UK Faces Economic Wind of Change

The contrast could not have been starker.

As the great and the good of the wind energy industry gathered together at Londons Excel Centre, a fiery contingent of Cornish locals congregated outside an award winning tourist attraction, protesting against the planned erection of a 400ft wind turbine.

And whilst the energy leaders were treated to a plethora of praise from the Prime Minister himself, Tim Smit, founder of the award-winning attraction 'The Eden Project', wasn't so lucky. He was facing an army of angry protestors stepping up their fight against the £3m 'montrosity', planned for erection at the famed bio-sphere.

A plan six months in the making, Mr Smit had argued that as an ecological charity, Eden Project had a duty to "walk the talk", a philosophy more than adequately shared by his counter-parties who packed themselves into Trethurgy village hall. In what may have appeared to be a distinctly one-sided event, the gathered masses in the cornish enclave were in fact unwittingly handing wind farm developers the trump card they needed. An illustration of the need for offshore wind.

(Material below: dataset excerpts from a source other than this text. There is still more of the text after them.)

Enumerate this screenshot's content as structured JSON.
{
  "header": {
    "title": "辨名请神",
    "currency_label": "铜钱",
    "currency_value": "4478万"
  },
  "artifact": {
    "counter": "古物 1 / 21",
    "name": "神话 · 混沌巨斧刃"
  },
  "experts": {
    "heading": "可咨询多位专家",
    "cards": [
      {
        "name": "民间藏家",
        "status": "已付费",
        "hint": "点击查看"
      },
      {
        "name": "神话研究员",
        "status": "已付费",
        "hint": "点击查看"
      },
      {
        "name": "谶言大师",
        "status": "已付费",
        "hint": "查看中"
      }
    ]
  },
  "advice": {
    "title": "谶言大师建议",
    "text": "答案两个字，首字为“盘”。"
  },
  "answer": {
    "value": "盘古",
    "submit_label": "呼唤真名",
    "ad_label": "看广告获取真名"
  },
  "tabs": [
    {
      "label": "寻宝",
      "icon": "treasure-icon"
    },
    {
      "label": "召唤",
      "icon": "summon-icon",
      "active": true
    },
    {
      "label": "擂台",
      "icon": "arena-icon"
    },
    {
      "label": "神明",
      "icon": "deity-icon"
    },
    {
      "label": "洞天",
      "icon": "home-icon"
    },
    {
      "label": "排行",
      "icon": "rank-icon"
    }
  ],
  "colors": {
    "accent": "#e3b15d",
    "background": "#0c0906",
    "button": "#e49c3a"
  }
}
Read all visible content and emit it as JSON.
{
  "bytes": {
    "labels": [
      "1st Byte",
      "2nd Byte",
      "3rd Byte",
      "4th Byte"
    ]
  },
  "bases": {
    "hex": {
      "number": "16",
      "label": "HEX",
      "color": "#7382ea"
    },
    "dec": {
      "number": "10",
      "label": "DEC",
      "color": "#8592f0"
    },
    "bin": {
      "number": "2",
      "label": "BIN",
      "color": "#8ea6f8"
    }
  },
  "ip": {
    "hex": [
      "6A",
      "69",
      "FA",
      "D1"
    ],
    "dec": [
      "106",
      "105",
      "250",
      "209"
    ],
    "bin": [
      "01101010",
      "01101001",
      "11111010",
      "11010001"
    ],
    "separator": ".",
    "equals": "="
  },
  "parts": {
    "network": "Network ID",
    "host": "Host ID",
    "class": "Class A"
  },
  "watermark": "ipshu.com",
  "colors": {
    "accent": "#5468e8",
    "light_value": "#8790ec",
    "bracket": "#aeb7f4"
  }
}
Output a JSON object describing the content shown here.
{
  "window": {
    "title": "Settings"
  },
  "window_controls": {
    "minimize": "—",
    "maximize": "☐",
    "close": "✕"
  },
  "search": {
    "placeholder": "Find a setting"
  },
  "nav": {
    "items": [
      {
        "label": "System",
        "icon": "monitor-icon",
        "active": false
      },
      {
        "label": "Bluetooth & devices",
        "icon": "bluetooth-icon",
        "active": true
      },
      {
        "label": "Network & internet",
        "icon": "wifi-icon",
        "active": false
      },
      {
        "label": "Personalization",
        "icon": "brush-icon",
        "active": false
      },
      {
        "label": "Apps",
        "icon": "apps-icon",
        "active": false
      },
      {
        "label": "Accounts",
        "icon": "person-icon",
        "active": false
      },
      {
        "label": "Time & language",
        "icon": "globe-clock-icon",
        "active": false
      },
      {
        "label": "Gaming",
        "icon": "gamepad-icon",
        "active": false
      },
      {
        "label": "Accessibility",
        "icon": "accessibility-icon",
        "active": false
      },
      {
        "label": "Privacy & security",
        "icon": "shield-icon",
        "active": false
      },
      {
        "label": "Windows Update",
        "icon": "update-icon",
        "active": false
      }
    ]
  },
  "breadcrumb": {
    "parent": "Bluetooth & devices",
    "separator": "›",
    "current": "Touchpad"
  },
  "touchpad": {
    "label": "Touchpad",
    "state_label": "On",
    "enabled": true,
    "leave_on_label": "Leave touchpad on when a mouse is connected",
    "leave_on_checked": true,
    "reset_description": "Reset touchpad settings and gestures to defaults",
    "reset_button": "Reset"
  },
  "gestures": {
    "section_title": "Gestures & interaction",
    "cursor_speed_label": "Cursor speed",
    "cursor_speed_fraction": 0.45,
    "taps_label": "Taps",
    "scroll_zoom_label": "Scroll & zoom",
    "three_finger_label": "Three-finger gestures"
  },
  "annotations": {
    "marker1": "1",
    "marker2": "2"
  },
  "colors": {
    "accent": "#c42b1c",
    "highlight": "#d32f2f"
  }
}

For years the case for offshore wind was belittled by the arguments against it. Cost, weather, time, and skills were all viewed as punitive factors when considered against onshore farms. However, the offshore schemes bypass something a lot more costly - NIMBYism. Onshore wind farm development has become slow, painful and costly, due to the protracted planning process adopted by councils and the unwillingness of local communities to embrace the need for change.

The protestors of Cornwall may have felt satisfied at their stand against a sole wind turbine, but it bolstered the case for offshore wind and especially deep-water wind, where little planning permission is needed due to its distance from shore. The further the turbine is from shore, the smaller they appear, the smaller they appear, the fewers objections submitted.

Whilst the west-country tree-huggers marched through the town, passionately objecting about anything that moved in a gust, the UK Government blew in on a gale of grand band-wagon hopping and dealt the assembled Excel masses the boost they needed. The UK was now a world-leader in offshore wind and the best was yet to come. Gordon Brown (via video feed), deftly announced that no economic turbulance would mess with the Governments green agenda and the Government would in fact brush aside any bottle-necks facing the wind developers in their offshore development plans.

Simultaneously, The Carbon Trust announced a new alliance between leading wind energy companies, which would invest over £30m to identify development cost-cutting measures.

The cannons were out and today was the day of the 21 gun salute for the offshore wind industry. Lets just hope they made a mental note, think twice before turbining the coast of Cornwall.